In our chapter on bureaucracy and the administrative state, we discuss government employees who do not serve at the pleasure of elected officials. In many states (though not all) they are having a difficult time.
For generations of Americans, working for a state or local government — as a teacher, firefighter, bus driver or nurse — provided a comfortable nook in the middle class. No less than automobile assembly lines and steel plants, the public sector ensured that even workers without a college education could afford a home, a minivan, movie nights and a family vacation.
In recent years, though, the ranks of state and local employees have languished even as the populations they serve have grown. They now account for the smallest share of the American civilian work force since 1967.
The 19.5 million workers who remain are finding themselves financially downgraded. Teachers who have been protesting low wages and sparse resources in Oklahoma, West Virginia and Kentucky — and those in Arizona who say they plan to walk out on Thursday — are just one thread in that larger skein.
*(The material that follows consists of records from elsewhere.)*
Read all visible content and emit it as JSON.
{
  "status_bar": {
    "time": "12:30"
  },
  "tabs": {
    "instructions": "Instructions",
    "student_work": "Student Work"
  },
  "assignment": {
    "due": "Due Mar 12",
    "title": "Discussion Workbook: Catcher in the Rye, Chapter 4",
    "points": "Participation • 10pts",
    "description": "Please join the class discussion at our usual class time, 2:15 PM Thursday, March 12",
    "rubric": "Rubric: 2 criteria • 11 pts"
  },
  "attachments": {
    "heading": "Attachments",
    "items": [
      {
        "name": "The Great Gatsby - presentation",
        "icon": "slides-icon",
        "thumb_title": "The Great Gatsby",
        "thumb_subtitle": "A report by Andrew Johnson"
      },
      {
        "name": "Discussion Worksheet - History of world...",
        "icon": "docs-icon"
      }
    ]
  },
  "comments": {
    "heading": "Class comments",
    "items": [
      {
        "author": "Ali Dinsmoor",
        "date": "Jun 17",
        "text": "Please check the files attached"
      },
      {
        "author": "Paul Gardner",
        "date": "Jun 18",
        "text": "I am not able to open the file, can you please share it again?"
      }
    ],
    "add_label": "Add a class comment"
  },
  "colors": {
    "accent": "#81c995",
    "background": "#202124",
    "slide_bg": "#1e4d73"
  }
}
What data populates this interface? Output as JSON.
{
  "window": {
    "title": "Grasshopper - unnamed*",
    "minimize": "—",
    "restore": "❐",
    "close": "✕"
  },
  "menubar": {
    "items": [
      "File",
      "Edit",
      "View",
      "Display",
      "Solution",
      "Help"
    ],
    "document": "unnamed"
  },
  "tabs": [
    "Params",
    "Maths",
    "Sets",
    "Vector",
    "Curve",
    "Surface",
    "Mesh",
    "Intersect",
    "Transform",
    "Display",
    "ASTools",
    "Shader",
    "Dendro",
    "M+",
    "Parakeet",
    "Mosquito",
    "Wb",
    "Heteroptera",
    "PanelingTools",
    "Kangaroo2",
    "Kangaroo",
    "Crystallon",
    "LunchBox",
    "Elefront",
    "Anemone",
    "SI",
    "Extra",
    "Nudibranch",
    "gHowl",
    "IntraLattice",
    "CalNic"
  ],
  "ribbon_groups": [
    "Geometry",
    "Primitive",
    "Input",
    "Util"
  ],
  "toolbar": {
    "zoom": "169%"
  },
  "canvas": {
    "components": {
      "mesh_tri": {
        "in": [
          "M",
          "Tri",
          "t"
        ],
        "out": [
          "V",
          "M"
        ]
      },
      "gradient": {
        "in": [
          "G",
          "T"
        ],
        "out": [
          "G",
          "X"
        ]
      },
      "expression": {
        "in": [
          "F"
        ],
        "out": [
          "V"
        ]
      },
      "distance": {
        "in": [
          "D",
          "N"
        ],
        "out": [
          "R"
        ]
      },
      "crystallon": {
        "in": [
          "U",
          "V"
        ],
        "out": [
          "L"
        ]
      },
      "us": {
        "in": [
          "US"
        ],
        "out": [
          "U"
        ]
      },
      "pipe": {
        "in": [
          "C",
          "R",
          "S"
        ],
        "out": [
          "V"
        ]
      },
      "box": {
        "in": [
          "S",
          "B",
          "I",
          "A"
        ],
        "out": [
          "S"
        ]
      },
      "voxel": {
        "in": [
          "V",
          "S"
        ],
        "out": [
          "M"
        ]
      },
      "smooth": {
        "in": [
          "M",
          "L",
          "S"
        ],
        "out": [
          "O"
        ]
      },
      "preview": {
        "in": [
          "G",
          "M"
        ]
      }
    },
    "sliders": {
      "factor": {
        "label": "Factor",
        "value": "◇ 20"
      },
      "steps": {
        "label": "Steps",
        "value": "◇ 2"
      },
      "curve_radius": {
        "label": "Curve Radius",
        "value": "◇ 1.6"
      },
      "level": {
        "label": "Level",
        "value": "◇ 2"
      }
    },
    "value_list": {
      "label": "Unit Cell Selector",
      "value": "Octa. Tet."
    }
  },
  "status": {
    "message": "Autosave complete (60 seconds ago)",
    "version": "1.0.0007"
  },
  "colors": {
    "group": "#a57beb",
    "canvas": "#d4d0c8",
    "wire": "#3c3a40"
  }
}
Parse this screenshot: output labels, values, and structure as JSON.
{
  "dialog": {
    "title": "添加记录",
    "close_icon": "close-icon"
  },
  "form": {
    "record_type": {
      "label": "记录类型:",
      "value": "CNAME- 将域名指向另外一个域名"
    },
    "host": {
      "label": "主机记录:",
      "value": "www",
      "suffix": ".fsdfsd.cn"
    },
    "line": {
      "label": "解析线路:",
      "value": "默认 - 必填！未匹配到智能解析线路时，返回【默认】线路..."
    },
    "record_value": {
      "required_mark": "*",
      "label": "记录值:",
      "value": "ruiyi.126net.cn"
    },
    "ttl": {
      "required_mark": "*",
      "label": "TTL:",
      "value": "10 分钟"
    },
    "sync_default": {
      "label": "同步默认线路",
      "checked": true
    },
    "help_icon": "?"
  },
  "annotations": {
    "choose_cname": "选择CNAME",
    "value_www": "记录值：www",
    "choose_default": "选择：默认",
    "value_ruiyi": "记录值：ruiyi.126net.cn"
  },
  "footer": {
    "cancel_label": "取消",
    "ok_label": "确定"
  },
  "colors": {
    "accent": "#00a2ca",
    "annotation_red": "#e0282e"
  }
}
The private sector has been more welcoming. During 97 consecutive months of job growth, it created 18.6 million positions, a 17 percent increase.
But that impressive streak comes with an asterisk. Many of the jobs created — most in service industries — lack stability and security. They pay little more than the minimum wage and lack predictable hours, insurance, sick days or parental leave.
The result is that the foundation of the middle class continues to be gnawed away even as help-wanted ads multiply.